Again assuming that you are able to break even your revenue curve cuts twice through the fixed cost line. If your are shooting for zero profit you choose the lower price because you can make a whole lot more people happy and the risk is lower at this end of the curve. Of course you don't know the revenue curve without knowing how much people would want to pay. That is why I am asking.

Volker Weber, 2004-05-13

I've been to four conferences this year in the US and at each of them the WiFi access was FREE and required no special config on the part of a participant (i.e. they were open, non-WEP secured networks).

WiFi access at a modern technology conference should be free. No questions. In addition, I would expect that any conference would also supply wired access as part of the package.

-phil

phil, 2004-05-13

(Hi Volker!)
The trend in the USA is towards free. This goes for conferences and business in general. For example, T-Mobile has convenient locations in Starbucks and other places, but they require short-term charges of $6.00 per hour, or $9.99 per day. This sounds reasonable until you calculate how much you actually use it – I don’t surf the Web in a coffee shop, and my average email checking is 5-10 minutes, meaning that I’m really paying a minimum of $1-2 dollars a minute for the time I really use.

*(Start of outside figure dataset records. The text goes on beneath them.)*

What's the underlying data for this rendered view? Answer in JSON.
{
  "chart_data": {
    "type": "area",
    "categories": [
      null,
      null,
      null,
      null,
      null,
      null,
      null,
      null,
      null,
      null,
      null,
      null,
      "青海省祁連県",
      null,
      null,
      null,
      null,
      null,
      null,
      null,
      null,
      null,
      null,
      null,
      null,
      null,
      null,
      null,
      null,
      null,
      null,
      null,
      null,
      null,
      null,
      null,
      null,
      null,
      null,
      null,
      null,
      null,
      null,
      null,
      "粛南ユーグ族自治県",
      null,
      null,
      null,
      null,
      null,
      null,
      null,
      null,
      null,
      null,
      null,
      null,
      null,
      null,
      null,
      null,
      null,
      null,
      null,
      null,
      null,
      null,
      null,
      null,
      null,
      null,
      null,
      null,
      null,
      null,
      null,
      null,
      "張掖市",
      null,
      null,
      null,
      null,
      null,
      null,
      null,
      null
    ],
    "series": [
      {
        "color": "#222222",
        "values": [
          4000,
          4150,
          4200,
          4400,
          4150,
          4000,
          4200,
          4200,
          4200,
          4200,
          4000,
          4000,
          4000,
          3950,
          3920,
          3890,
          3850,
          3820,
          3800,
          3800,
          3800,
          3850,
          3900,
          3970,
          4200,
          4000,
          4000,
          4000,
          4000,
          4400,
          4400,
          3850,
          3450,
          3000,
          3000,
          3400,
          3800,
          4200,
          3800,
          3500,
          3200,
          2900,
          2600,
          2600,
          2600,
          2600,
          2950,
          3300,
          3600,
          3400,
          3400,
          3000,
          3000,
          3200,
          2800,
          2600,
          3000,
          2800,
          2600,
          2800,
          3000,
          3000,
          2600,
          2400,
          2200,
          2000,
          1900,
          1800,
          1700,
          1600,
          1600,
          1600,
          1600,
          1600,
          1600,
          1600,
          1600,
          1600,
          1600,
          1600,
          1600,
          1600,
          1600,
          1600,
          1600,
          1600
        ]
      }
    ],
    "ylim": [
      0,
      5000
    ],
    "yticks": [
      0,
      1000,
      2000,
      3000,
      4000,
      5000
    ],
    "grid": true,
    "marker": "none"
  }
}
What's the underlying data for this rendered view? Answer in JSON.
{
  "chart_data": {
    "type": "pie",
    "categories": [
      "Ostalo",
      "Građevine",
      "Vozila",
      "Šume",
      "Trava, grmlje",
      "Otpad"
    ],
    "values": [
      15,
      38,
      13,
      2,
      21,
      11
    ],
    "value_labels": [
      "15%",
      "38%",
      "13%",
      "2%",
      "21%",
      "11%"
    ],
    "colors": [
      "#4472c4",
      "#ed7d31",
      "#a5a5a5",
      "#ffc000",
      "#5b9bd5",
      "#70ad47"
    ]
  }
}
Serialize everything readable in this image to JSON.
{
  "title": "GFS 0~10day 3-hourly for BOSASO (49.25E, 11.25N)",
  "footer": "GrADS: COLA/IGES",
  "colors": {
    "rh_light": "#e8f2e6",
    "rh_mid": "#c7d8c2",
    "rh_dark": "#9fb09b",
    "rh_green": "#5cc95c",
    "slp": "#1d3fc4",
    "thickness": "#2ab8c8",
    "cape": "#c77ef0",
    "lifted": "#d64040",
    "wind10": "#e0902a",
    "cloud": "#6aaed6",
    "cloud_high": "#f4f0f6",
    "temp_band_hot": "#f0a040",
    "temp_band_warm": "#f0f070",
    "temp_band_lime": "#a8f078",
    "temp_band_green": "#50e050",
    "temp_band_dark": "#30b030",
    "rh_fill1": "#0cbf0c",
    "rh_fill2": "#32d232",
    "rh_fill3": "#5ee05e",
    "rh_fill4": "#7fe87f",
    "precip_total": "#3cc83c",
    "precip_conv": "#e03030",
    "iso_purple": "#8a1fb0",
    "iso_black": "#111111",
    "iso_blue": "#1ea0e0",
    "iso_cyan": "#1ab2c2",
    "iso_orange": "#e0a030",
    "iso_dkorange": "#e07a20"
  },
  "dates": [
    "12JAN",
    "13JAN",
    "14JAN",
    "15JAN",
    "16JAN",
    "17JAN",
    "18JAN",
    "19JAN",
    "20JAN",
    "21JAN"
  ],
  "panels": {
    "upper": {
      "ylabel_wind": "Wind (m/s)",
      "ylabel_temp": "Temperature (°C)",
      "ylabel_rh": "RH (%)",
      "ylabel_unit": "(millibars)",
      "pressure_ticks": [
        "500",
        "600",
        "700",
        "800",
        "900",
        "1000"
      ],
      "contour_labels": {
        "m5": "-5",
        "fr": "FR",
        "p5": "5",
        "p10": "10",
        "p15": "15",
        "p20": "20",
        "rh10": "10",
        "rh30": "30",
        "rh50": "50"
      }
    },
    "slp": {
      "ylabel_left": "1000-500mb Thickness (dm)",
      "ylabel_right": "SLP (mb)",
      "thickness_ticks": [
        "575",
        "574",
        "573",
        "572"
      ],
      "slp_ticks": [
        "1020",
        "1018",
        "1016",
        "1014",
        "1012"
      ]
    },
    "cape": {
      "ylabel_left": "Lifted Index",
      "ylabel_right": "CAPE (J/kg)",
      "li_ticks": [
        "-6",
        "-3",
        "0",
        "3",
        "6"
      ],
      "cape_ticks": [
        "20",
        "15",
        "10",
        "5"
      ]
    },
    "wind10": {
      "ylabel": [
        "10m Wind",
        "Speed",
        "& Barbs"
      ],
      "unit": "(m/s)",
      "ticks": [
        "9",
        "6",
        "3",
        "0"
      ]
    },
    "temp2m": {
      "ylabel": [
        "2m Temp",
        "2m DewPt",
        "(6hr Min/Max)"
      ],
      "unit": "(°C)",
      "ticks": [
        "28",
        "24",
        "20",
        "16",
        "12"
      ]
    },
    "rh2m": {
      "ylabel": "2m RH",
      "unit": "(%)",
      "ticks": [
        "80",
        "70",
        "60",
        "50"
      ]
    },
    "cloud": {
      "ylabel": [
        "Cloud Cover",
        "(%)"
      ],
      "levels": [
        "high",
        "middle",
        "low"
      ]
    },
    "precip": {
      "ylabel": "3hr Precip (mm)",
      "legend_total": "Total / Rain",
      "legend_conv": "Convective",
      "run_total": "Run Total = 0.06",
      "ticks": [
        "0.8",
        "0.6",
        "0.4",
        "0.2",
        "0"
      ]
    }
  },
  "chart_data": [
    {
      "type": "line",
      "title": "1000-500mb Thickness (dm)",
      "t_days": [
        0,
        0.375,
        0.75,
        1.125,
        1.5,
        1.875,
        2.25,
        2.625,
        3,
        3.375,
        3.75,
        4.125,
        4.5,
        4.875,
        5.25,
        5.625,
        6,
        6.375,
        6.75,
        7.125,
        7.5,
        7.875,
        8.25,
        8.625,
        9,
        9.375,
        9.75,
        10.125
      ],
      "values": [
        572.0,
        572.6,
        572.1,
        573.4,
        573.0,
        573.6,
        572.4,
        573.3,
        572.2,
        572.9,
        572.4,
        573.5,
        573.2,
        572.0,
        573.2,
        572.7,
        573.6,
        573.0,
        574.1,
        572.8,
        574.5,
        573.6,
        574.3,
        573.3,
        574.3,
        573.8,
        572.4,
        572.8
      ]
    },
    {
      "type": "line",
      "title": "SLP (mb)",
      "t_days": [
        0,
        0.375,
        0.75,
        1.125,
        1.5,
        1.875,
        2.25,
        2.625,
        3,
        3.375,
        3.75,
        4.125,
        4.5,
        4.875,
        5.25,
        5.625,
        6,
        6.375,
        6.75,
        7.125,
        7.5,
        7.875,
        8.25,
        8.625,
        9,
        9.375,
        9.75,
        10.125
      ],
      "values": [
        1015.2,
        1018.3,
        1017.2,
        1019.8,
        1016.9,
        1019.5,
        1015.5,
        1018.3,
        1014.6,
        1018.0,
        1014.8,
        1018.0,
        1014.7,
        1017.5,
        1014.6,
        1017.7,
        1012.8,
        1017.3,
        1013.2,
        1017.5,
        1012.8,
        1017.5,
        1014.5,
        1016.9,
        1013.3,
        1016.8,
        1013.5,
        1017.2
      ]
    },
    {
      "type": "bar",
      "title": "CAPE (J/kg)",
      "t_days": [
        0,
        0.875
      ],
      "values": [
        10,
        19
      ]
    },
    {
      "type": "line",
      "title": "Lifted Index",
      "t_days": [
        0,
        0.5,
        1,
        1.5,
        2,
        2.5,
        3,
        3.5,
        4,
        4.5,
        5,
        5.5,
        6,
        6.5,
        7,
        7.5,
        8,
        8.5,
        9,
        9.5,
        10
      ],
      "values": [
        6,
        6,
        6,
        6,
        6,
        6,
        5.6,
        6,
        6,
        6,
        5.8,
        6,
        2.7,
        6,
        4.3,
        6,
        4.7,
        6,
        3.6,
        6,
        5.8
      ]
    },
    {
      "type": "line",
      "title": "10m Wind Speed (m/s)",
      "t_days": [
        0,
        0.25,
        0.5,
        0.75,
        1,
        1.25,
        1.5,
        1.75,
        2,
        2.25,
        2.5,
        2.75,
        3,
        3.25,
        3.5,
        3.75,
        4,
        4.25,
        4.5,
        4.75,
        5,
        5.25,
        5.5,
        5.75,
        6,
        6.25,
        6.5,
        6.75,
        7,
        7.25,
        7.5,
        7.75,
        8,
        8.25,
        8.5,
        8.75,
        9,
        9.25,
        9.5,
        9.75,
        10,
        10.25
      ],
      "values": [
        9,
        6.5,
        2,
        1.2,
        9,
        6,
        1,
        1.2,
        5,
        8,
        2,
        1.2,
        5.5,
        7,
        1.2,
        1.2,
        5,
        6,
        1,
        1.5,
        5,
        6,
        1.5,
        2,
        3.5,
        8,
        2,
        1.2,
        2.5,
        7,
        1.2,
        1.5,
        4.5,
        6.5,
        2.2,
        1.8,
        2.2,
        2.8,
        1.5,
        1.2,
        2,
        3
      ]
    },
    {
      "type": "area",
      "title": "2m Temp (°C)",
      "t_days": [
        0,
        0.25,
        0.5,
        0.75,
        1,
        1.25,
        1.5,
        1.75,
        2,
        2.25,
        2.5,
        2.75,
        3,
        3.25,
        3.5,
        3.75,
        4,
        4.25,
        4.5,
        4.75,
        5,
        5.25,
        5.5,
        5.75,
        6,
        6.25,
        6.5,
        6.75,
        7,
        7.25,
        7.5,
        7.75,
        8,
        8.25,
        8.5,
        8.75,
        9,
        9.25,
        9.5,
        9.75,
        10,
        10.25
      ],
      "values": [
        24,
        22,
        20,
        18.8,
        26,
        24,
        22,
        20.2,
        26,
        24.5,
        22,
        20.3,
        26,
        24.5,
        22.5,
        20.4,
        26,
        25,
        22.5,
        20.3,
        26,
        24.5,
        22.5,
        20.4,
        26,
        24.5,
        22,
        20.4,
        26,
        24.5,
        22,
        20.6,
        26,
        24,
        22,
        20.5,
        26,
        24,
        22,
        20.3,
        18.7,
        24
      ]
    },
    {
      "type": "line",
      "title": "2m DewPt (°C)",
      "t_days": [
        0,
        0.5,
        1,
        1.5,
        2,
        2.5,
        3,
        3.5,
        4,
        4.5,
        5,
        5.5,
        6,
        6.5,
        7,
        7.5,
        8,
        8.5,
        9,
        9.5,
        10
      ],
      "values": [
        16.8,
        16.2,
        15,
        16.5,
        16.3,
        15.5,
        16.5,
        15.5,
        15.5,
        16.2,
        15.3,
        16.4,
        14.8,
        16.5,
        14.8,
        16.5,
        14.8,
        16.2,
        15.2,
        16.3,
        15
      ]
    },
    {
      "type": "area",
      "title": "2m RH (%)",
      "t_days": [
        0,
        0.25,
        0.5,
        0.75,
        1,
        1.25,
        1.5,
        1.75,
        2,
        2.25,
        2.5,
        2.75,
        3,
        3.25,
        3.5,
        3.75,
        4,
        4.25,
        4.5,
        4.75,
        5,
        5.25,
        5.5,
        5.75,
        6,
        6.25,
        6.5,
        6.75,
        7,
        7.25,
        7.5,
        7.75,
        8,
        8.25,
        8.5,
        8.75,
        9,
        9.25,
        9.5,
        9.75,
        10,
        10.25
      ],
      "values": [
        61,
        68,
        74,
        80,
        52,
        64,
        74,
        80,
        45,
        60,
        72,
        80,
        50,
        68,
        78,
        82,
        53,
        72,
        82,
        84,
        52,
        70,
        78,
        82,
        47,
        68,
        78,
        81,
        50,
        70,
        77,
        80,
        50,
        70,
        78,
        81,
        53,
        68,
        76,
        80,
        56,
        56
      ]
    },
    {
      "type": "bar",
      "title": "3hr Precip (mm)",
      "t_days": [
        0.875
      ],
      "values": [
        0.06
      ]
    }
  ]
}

This is still not a bad deal for fast access on the road, but I can get free but slower and insecure access (mostly Notes mail replication) from my cellphone via waptunnel (http://www.waptunnel.com) , which I usually opt for to do a quick check of my mail.

I’ve noticed recently that smaller coffee shops and chains like Panera Bread (http://www.panera.com/locations.aspx?WiFi=1) are providing the same service for free as a loss-leader. It works for me – I almost always buy something when I stop by to use the access. I also like the fact that I just show up and connect – no account setup, credit card, etc. I know from experience in telecom that billing is twice the cost of network, so it may be that Panera does better than Starbucks in pure profit from secondary purchases vs. Starbuck’s cut of the T-mobile take. I for one hope it’s a trend that continues…..

Brian Benz, 2004-05-13

I want to pay nothing when I visit a conference. This is just "service" making it easier to say "yes" to the conference getting me the chance to take part of what happens in the office.

If any organisation whants me to spend some time outside they have to pay for the possibility to keep uptodate.